Deploy BinderHub on top of Kubernetes on Jetstream 2

jetstream2
Published

November 15, 2022

Deploy BinderHub on top of Kubernetes on Jetstream 2

This work has been supported by Indiana University and is cross-posted on the Jetstream 2 official documentation website.

BinderHub is a kubernetes-based cloud service that allows users to share reproducible interactive computing environments from code repositories. See for example https://mybinder.org.

When pointed to a Github repository, it builds a Docker container from the metadata in that repository (for example a requirements.txt file), then it gives the user a live Jupyter Notebook session with this custom computing environment and the checked-out repository. The user can then browse the repository and execute Notebooks.

On top of Kubernetes, it also needs a Container Registry to store the Docker containers it builds, in the following tutorial we rely on Google Cloud.

Setup Kubernetes

The first step is to have a Kubernetes deployment on Jetstream 2, for example deployed with Kubespray using this tutorial

Enable the Google Container registry

We first need to activate the Google Container Registry in the Google Cloud account:

  • Go to the API Library
  • Search for Google Container Registry API
  • Click on Enable
  • It will ask to configure billing
  • It will ask for credit card information, but you will have $300 free credits for 90 days and the card won’t be charged unless you manually switch to a paid account
  • Go to the Google Container registry settings, set the images to public, so that they can be pulled back from BinderHub to the container dedicated to execution

Setup permissions on the Google Container Registry

Follow the instructions on “Zero to BinderHub” to setup the Google Container Registry some notes:

  • Better to create a dedicated project just for BinderHub
  • “Create key” is under “Actions”->“Manage keys”

Setup ingress with HTTPS support

On Jetstream 2 we do not have a Load Balancer service like public clouds, therefore we need to use Ingress.

First we need to setup Cert-Manager to provide HTTPS certificates via Letsencrypt.

Follow the instructions at https://zonca.dev/2020/03/setup-https-kubernetes-letsencrypt.html to install a cluster issuer

Configure the domains

BinderHub requires 2 subdomains, one for BinderHub and one for JupyterHub. For the initial testing I recommend to use Jetstream 2 provided domains, once they are working it is easy to replace them with custom domains.

Login to the Jetstream 2 Horizon instance, choose the right allocation, click on DNS, Zones, choose the Zone which starts with tg, then click on “Create Record Set”.

Create a “A” record where name is binder.tg-xxx000000.projects.jetstream-cloud.org and record is the IP of your master instance. Create a second A record with the name hub.tg-xxx000000.projects.jetstream-cloud.org and the same record.

These should be ready to be used in a few minutes.

Install BinderHub with Helm

Checkout the repository with the configuration files:

git clone https://github.com/zonca/jupyterhub-deploy-kubernetes-jetstream/

Enter the binderhub folder.

Follow the instructions on how to create just the secret.yaml file.

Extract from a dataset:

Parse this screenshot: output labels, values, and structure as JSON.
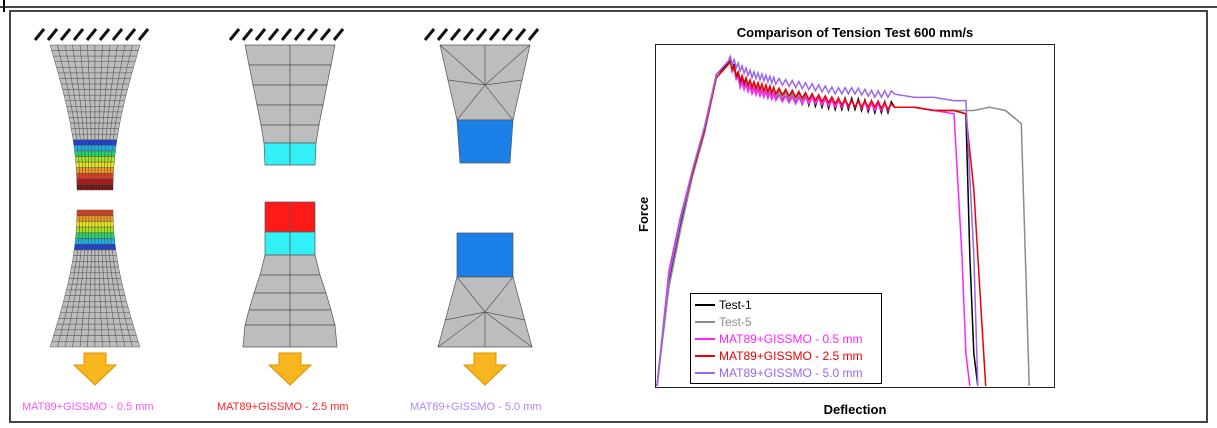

The repository provides a template named config_template.yaml to create config.yaml, this file contains all of the configuration items needed to setup the following items, see the links for the relevant documentation:

Create a file named config_vars.sh in the same folder which defines your Jetstream allocation and Google Project IDs:

export ALLOCATION=xxx000000
export GOOGLE_PROJECT=binderhub-000000

Then deploy BinderHub running:

bash install_binderhub.sh

This script first creates config.yaml (and overwrites it, so keep your changes in config_template.yaml), then deploys or updates the deploy of BinderHub via Helm.

Test the deployment

Connect to https://binder.tg-xxx000000.projects.jetstream-cloud.org, you should see the binder login page:

Binder login page

You can then test with one of the binder examples:

https://binder.tg-xxx000000.projects.jetstream-cloud.org/v2/gh/binder-examples/requirements/master

This should build the container using the Docker-in-Docker pod, push it to the registry on Google Cloud, then spawn a Jupyter Notebook instance inside JupyterHub and redirect you to https://hub.tg-xxx000000.projects.jetstream-cloud.org.